For years, the Federal Reserve has kept interest rates as low as they can go, as well as seeking out novel ways to juice monetary policy even further. In the short run, those moves have typically had their intended effect, boosting financial markets and preventing the wholesale deflation that plagued the economy during the Great Depression in the 1930s.

Few economists, however, would ever have expected that the Fed would keep rates this low as long as it has. Although policymakers obviously want to avoid the apparent folly of tightening monetary policy at a fragile turning point for the economy, there are a number of ways in which the long period of low interest rates has created disturbing trends -- trends that are proving to be more counterproductive than useful in guiding economic behavior going forward.

Time's running out
During ordinary times, lower interest rates drive economic growth by spurring investment. Because savings pay little and borrowing for new business projects is cheaper, companies have greater incentives to invest more. In effect, low rates set the bar lower for new investment opportunities to be successful, allowing companies to do some things that wouldn't have been profitable at higher interest rates.

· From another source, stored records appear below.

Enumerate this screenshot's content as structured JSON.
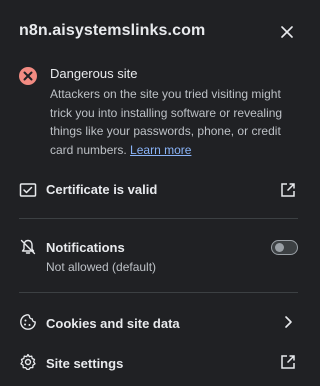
{
  "colors": {
    "background": "#202124",
    "text": "#e8eaed",
    "secondary_text": "#bdc1c6",
    "danger": "#f28b82",
    "link": "#8ab4f8",
    "divider": "#3c4043"
  },
  "header": {
    "site": "n8n.aisystemslinks.com"
  },
  "warning": {
    "title": "Dangerous site",
    "description": "Attackers on the site you tried visiting might trick you into installing software or revealing things like your passwords, phone, or credit card numbers.",
    "link": "Learn more"
  },
  "certificate": {
    "label": "Certificate is valid"
  },
  "notifications": {
    "label": "Notifications",
    "status": "Not allowed (default)",
    "enabled": false
  },
  "cookies": {
    "label": "Cookies and site data"
  },
  "site_settings": {
    "label": "Site settings"
  }
}
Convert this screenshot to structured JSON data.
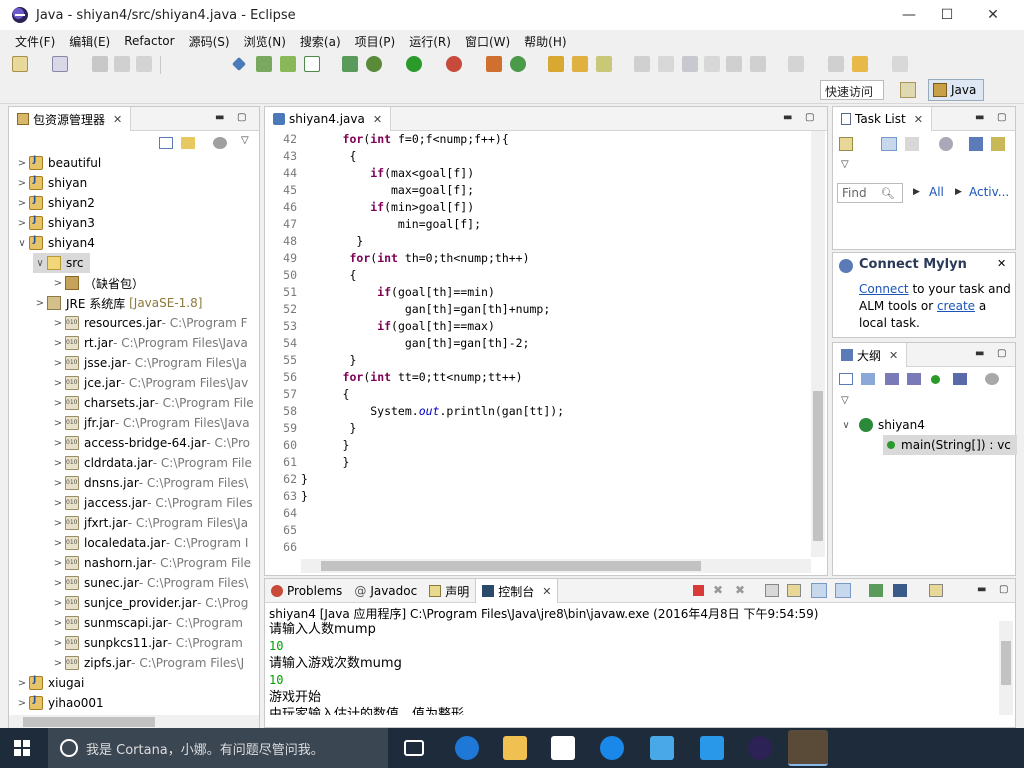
{
  "window": {
    "title": "Java - shiyan4/src/shiyan4.java - Eclipse",
    "controls": {
      "minimize": "—",
      "maximize": "☐",
      "close": "✕"
    }
  },
  "menu": [
    "文件(F)",
    "编辑(E)",
    "Refactor",
    "源码(S)",
    "浏览(N)",
    "搜索(a)",
    "项目(P)",
    "运行(R)",
    "窗口(W)",
    "帮助(H)"
  ],
  "toolbar": {
    "quick_access": "快速访问",
    "perspective": "Java"
  },
  "package_explorer": {
    "tab": "包资源管理器",
    "projects_top": [
      "beautiful",
      "shiyan",
      "shiyan2",
      "shiyan3",
      "shiyan4"
    ],
    "src": "src",
    "default_pkg": "（缺省包）",
    "jre_label": "JRE 系统库",
    "jre_version": "[JavaSE-1.8]",
    "jars": [
      {
        "name": "resources.jar",
        "path": " - C:\\Program F"
      },
      {
        "name": "rt.jar",
        "path": " - C:\\Program Files\\Java"
      },
      {
        "name": "jsse.jar",
        "path": " - C:\\Program Files\\Ja"
      },
      {
        "name": "jce.jar",
        "path": " - C:\\Program Files\\Jav"
      },
      {
        "name": "charsets.jar",
        "path": " - C:\\Program File"
      },
      {
        "name": "jfr.jar",
        "path": " - C:\\Program Files\\Java"
      },
      {
        "name": "access-bridge-64.jar",
        "path": " - C:\\Pro"
      },
      {
        "name": "cldrdata.jar",
        "path": " - C:\\Program File"
      },
      {
        "name": "dnsns.jar",
        "path": " - C:\\Program Files\\"
      },
      {
        "name": "jaccess.jar",
        "path": " - C:\\Program Files"
      },
      {
        "name": "jfxrt.jar",
        "path": " - C:\\Program Files\\Ja"
      },
      {
        "name": "localedata.jar",
        "path": " - C:\\Program I"
      },
      {
        "name": "nashorn.jar",
        "path": " - C:\\Program File"
      },
      {
        "name": "sunec.jar",
        "path": " - C:\\Program Files\\"
      },
      {
        "name": "sunjce_provider.jar",
        "path": " - C:\\Prog"
      },
      {
        "name": "sunmscapi.jar",
        "path": " - C:\\Program"
      },
      {
        "name": "sunpkcs11.jar",
        "path": " - C:\\Program"
      },
      {
        "name": "zipfs.jar",
        "path": " - C:\\Program Files\\J"
      }
    ],
    "projects_bottom": [
      "xiugai",
      "yihao001"
    ]
  },
  "editor": {
    "tab": "shiyan4.java",
    "lines": [
      {
        "n": "42",
        "code": [
          [
            "      ",
            ""
          ],
          [
            "for",
            "kw"
          ],
          [
            "(",
            ""
          ],
          [
            "int",
            "kw"
          ],
          [
            " f=0;f<nump;f++){",
            ""
          ]
        ]
      },
      {
        "n": "43",
        "code": [
          [
            "       {",
            ""
          ]
        ]
      },
      {
        "n": "44",
        "code": [
          [
            "          ",
            ""
          ],
          [
            "if",
            "kw"
          ],
          [
            "(max<goal[f])",
            ""
          ]
        ]
      },
      {
        "n": "45",
        "code": [
          [
            "             max=goal[f];",
            ""
          ]
        ]
      },
      {
        "n": "46",
        "code": [
          [
            "          ",
            ""
          ],
          [
            "if",
            "kw"
          ],
          [
            "(min>goal[f])",
            ""
          ]
        ]
      },
      {
        "n": "47",
        "code": [
          [
            "              min=goal[f];",
            ""
          ]
        ]
      },
      {
        "n": "48",
        "code": [
          [
            "        }",
            ""
          ]
        ]
      },
      {
        "n": "49",
        "code": [
          [
            "       ",
            ""
          ],
          [
            "for",
            "kw"
          ],
          [
            "(",
            ""
          ],
          [
            "int",
            "kw"
          ],
          [
            " th=0;th<nump;th++)",
            ""
          ]
        ]
      },
      {
        "n": "50",
        "code": [
          [
            "       {",
            ""
          ]
        ]
      },
      {
        "n": "51",
        "code": [
          [
            "           ",
            ""
          ],
          [
            "if",
            "kw"
          ],
          [
            "(goal[th]==min)",
            ""
          ]
        ]
      },
      {
        "n": "52",
        "code": [
          [
            "               gan[th]=gan[th]+nump;",
            ""
          ]
        ]
      },
      {
        "n": "53",
        "code": [
          [
            "           ",
            ""
          ],
          [
            "if",
            "kw"
          ],
          [
            "(goal[th]==max)",
            ""
          ]
        ]
      },
      {
        "n": "54",
        "code": [
          [
            "               gan[th]=gan[th]-2;",
            ""
          ]
        ]
      },
      {
        "n": "55",
        "code": [
          [
            "       }",
            ""
          ]
        ]
      },
      {
        "n": "56",
        "code": [
          [
            "      ",
            ""
          ],
          [
            "for",
            "kw"
          ],
          [
            "(",
            ""
          ],
          [
            "int",
            "kw"
          ],
          [
            " tt=0;tt<nump;tt++)",
            ""
          ]
        ]
      },
      {
        "n": "57",
        "code": [
          [
            "      {",
            ""
          ]
        ]
      },
      {
        "n": "58",
        "code": [
          [
            "          System.",
            ""
          ],
          [
            "out",
            "fld"
          ],
          [
            ".println(gan[tt]);",
            ""
          ]
        ]
      },
      {
        "n": "59",
        "code": [
          [
            "       }",
            ""
          ]
        ]
      },
      {
        "n": "60",
        "code": [
          [
            "      }",
            ""
          ]
        ]
      },
      {
        "n": "61",
        "code": [
          [
            "      }",
            ""
          ]
        ]
      },
      {
        "n": "62",
        "code": [
          [
            "}",
            ""
          ]
        ]
      },
      {
        "n": "63",
        "code": [
          [
            "}",
            ""
          ]
        ]
      },
      {
        "n": "64",
        "code": [
          [
            "",
            ""
          ]
        ]
      },
      {
        "n": "65",
        "code": [
          [
            "",
            ""
          ]
        ]
      },
      {
        "n": "66",
        "code": [
          [
            "",
            ""
          ]
        ]
      }
    ]
  },
  "task_list": {
    "tab": "Task List",
    "find_placeholder": "Find",
    "all": "All",
    "activate": "Activ..."
  },
  "mylyn": {
    "title": "Connect Mylyn",
    "connect": "Connect",
    "text1": " to your task and",
    "text2": "ALM tools or ",
    "create": "create",
    "text3": " a",
    "text4": "local task."
  },
  "outline": {
    "tab": "大纲",
    "class": "shiyan4",
    "method": "main(String[]) : vc"
  },
  "bottom_tabs": [
    "Problems",
    "Javadoc",
    "声明",
    "控制台"
  ],
  "console": {
    "header": "shiyan4 [Java 应用程序] C:\\Program Files\\Java\\jre8\\bin\\javaw.exe (2016年4月8日 下午9:54:59)",
    "lines": [
      {
        "text": "请输入人数mump",
        "type": "out"
      },
      {
        "text": "10",
        "type": "in"
      },
      {
        "text": "请输入游戏次数mumg",
        "type": "out"
      },
      {
        "text": "10",
        "type": "in"
      },
      {
        "text": "游戏开始",
        "type": "out"
      },
      {
        "text": "由玩家输入估计的数值，值为整形",
        "type": "out"
      }
    ]
  },
  "taskbar": {
    "cortana": "我是 Cortana，小娜。有问题尽管问我。"
  },
  "colors": {
    "keyword": "#7f0055",
    "field": "#0000c0",
    "console_input": "#00a000",
    "taskbar": "#1e2b3a",
    "link": "#1a55b8"
  }
}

But earlier this year, St. Louis Fed CEO James Bullard argued that although keeping rates low for short periods of time makes perfect sense, keeping them low over the long haul can have detrimental effects. Bullard gave examples of how savers got punished under such a policy. Yet even more important, he noted how the current economic environment, in which unemployment is high and lending standards are tougher to meet, has actually held people back from taking advantage of lower rates.

Lacking a sense of urgency
Other observations point to how the long period of low rates has arguably had a counterproductive impact on the economy. In housing, a number of factors have kept demand weak in recent years, including difficulty in getting mortgage loans and uncertainty about how long price declines may continue.

But one thing that is clearly holding potential buyers back is a lack of overall urgency. If you believe that mortgage rates will continue to fall, then it's silly to buy a home now when you'll be able to get it at an even lower overall cost by waiting.

By contrast, though, if the Fed threatened to raise rates, it would drive homebuyers to believe that they wouldn't get better conditions by waiting. Higher rates would make monthly mortgage payments more expensive even if prices stayed stable, and so those who have simply been waiting to try to get the best bargain possible would get driven off the sidelines in a buying spree. That in turn would help a host of companies, from Standard Pacific (NYSE: SPF) and its fellow homebuilders to home-improvement retailers and many affiliated businesses with ties to home construction.

Buying the wrong investments
Another way the Fed's low-rate policies are changing the economy is by influencing corporate policy on capital management. In particular, because traditional fixed-income investments haven't really produced much income lately, companies are under pressure to increase dividends even at the expense of giving up on potentially more profitable strategic moves.

Admittedly, companies have a mixed track record at best on squandering capital through takeover bids and share buybacks. But low rates have increasingly encouraged high-risk, cash-flow-producing investments like the leveraged mortgage bets that Annaly Capital (NYSE: NLY) and American Capital Agency (Nasdaq: AGNC) use. At the same time, as Apple (Nasdaq: AAPL) and Dell (Nasdaq: DELL) join the many companies that have recently initiated dividends, they represent the latest examples of businesses that can't find any more lucrative prospects for spending their cash other than returning it to shareholders.

Setting a finish line
At this point, just the idea of a possible end date to low rates might be enough to spur companies and individuals to get more active in taking economic risk. As long as decision-makers expect the Fed to give them all the time in the world before forcing their hands, the impetus toward greater economic activity from lower rates won't work nearly as well as policymakers would hope.